Officials from three of the state’s public universities went before a Senate committee on Wednesday to detail their funding requests, including one double-digit increase.

Public universities had a difficult time during the two-year state budget impasse brought on by the stalemate between former Gov. Bruce Rauner and the Democratically-controlled General Assembly. With Democrats firmly in control of all levels of state government, some of the state’s universities are asking for more funding than they had received in Gov. J.B. Pritzker’s first state budget.

Representatives from Eastern Illinois University, Governors State University, and the University of Illinois presented requests to the Senate Appropriations II Committee on Wednesday.
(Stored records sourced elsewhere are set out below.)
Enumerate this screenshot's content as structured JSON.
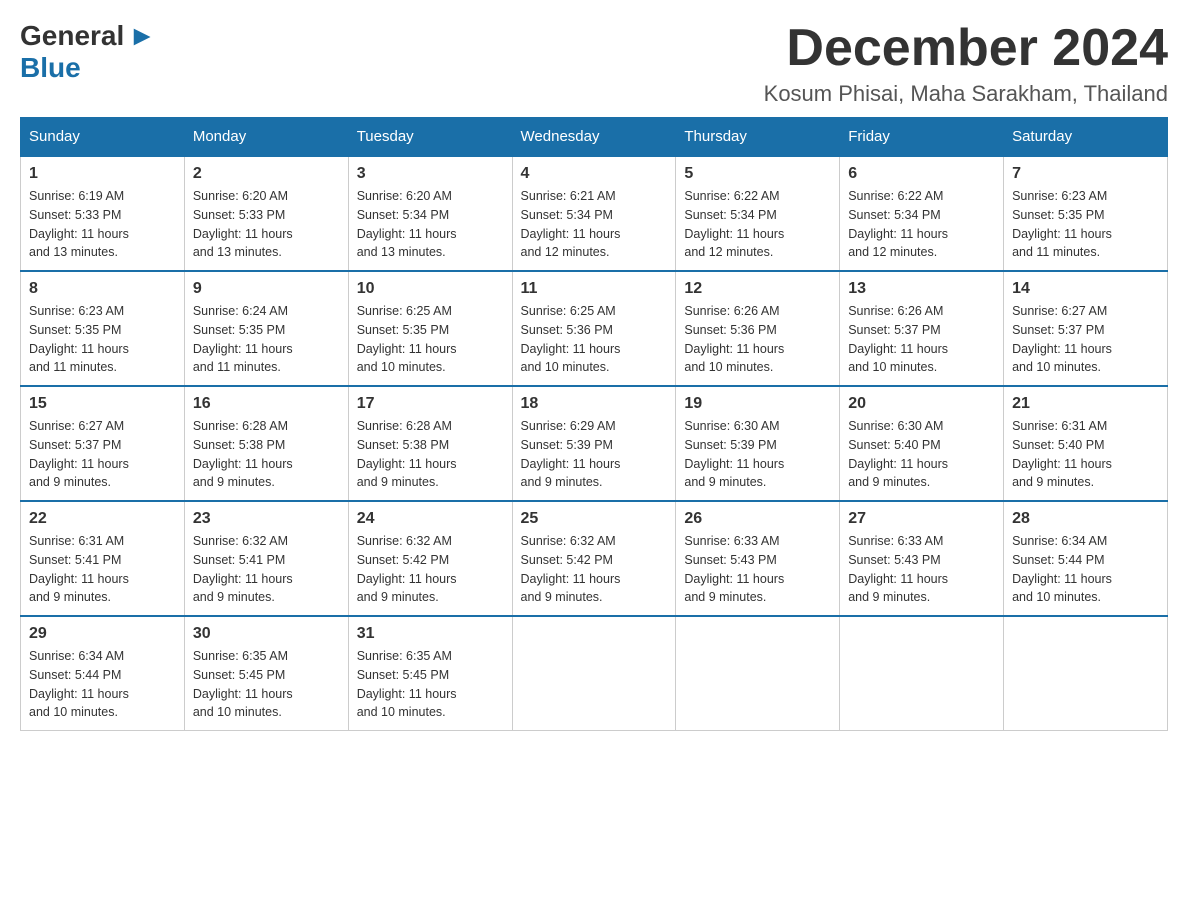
{
  "header": {
    "logo_general": "General",
    "logo_blue": "Blue",
    "month_title": "December 2024",
    "location": "Kosum Phisai, Maha Sarakham, Thailand"
  },
  "weekdays": [
    "Sunday",
    "Monday",
    "Tuesday",
    "Wednesday",
    "Thursday",
    "Friday",
    "Saturday"
  ],
  "weeks": [
    [
      {
        "day": "1",
        "sunrise": "6:19 AM",
        "sunset": "5:33 PM",
        "daylight": "11 hours and 13 minutes."
      },
      {
        "day": "2",
        "sunrise": "6:20 AM",
        "sunset": "5:33 PM",
        "daylight": "11 hours and 13 minutes."
      },
      {
        "day": "3",
        "sunrise": "6:20 AM",
        "sunset": "5:34 PM",
        "daylight": "11 hours and 13 minutes."
      },
      {
        "day": "4",
        "sunrise": "6:21 AM",
        "sunset": "5:34 PM",
        "daylight": "11 hours and 12 minutes."
      },
      {
        "day": "5",
        "sunrise": "6:22 AM",
        "sunset": "5:34 PM",
        "daylight": "11 hours and 12 minutes."
      },
      {
        "day": "6",
        "sunrise": "6:22 AM",
        "sunset": "5:34 PM",
        "daylight": "11 hours and 12 minutes."
      },
      {
        "day": "7",
        "sunrise": "6:23 AM",
        "sunset": "5:35 PM",
        "daylight": "11 hours and 11 minutes."
      }
    ],
    [
      {
        "day": "8",
        "sunrise": "6:23 AM",
        "sunset": "5:35 PM",
        "daylight": "11 hours and 11 minutes."
      },
      {
        "day": "9",
        "sunrise": "6:24 AM",
        "sunset": "5:35 PM",
        "daylight": "11 hours and 11 minutes."
      },
      {
        "day": "10",
        "sunrise": "6:25 AM",
        "sunset": "5:35 PM",
        "daylight": "11 hours and 10 minutes."
      },
      {
        "day": "11",
        "sunrise": "6:25 AM",
        "sunset": "5:36 PM",
        "daylight": "11 hours and 10 minutes."
      },
      {
        "day": "12",
        "sunrise": "6:26 AM",
        "sunset": "5:36 PM",
        "daylight": "11 hours and 10 minutes."
      },
      {
        "day": "13",
        "sunrise": "6:26 AM",
        "sunset": "5:37 PM",
        "daylight": "11 hours and 10 minutes."
      },
      {
        "day": "14",
        "sunrise": "6:27 AM",
        "sunset": "5:37 PM",
        "daylight": "11 hours and 10 minutes."
      }
    ],
    [
      {
        "day": "15",
        "sunrise": "6:27 AM",
        "sunset": "5:37 PM",
        "daylight": "11 hours and 9 minutes."
      },
      {
        "day": "16",
        "sunrise": "6:28 AM",
        "sunset": "5:38 PM",
        "daylight": "11 hours and 9 minutes."
      },
      {
        "day": "17",
        "sunrise": "6:28 AM",
        "sunset": "5:38 PM",
        "daylight": "11 hours and 9 minutes."
      },
      {
        "day": "18",
        "sunrise": "6:29 AM",
        "sunset": "5:39 PM",
        "daylight": "11 hours and 9 minutes."
      },
      {
        "day": "19",
        "sunrise": "6:30 AM",
        "sunset": "5:39 PM",
        "daylight": "11 hours and 9 minutes."
      },
      {
        "day": "20",
        "sunrise": "6:30 AM",
        "sunset": "5:40 PM",
        "daylight": "11 hours and 9 minutes."
      },
      {
        "day": "21",
        "sunrise": "6:31 AM",
        "sunset": "5:40 PM",
        "daylight": "11 hours and 9 minutes."
      }
    ],
    [
      {
        "day": "22",
        "sunrise": "6:31 AM",
        "sunset": "5:41 PM",
        "daylight": "11 hours and 9 minutes."
      },
      {
        "day": "23",
        "sunrise": "6:32 AM",
        "sunset": "5:41 PM",
        "daylight": "11 hours and 9 minutes."
      },
      {
        "day": "24",
        "sunrise": "6:32 AM",
        "sunset": "5:42 PM",
        "daylight": "11 hours and 9 minutes."
      },
      {
        "day": "25",
        "sunrise": "6:32 AM",
        "sunset": "5:42 PM",
        "daylight": "11 hours and 9 minutes."
      },
      {
        "day": "26",
        "sunrise": "6:33 AM",
        "sunset": "5:43 PM",
        "daylight": "11 hours and 9 minutes."
      },
      {
        "day": "27",
        "sunrise": "6:33 AM",
        "sunset": "5:43 PM",
        "daylight": "11 hours and 9 minutes."
      },
      {
        "day": "28",
        "sunrise": "6:34 AM",
        "sunset": "5:44 PM",
        "daylight": "11 hours and 10 minutes."
      }
    ],
    [
      {
        "day": "29",
        "sunrise": "6:34 AM",
        "sunset": "5:44 PM",
        "daylight": "11 hours and 10 minutes."
      },
      {
        "day": "30",
        "sunrise": "6:35 AM",
        "sunset": "5:45 PM",
        "daylight": "11 hours and 10 minutes."
      },
      {
        "day": "31",
        "sunrise": "6:35 AM",
        "sunset": "5:45 PM",
        "daylight": "11 hours and 10 minutes."
      },
      null,
      null,
      null,
      null
    ]
  ],
  "labels": {
    "sunrise": "Sunrise:",
    "sunset": "Sunset:",
    "daylight": "Daylight:"
  }
}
The University of Illinois system, which announced it would break a years-long tuition freeze this fall, requested a total of $657 million in the fiscal year beginning this July, a more than 12 percent increase in state funding from the current year, not including a $303 million request for capital project spending.

“We deferred upgrades during the budget impasse, we had to,” U of I President Timothy Killeen said of the steps the system took in recent years.

Governors State University President Elaine Maiman didn’t attend. An investigative report found the university had continued to pay 33 people after they were either fired or no longer continued to serve at the college, paying out more than $1.5 million.

Regardless, representatives of GSU asked for a 10 percent increase in state funding. They also asked for $32 million in state tax dollars for infrastructure above and beyond what the university is set to receive from the Rebuild Illinois infrastructure program.

“We are respectfully requesting a 10 percent increase in appropriations for a total of $25.5 million,” Trustee Angela Sebastian Hickey said.

Senators, upset over Maiman’s absence, questioned why the university would ask for so much more and what school officials were doing to control costs in the face of falling enrollment.

“You’ve asked us for a lot of money here today in your request and the request that I make back to you is: Have you guys really done anything about your underperforming programs, your low-enrollment programs?” state Sen. Chapin Rose, R-Mahomet, said.

Eastern Illinois University officials, touting the most efficient use of tuition and tax dollars of any public university, asked for $43.5 million for the coming fiscal year, a 6.6 percent increase from the current year, more than what Gov. J.B. Pritzker proposed.

Officials from all three universities said they were still dealing with budget shortages and backlogs of deferred maintenance incurred during the budget impasse.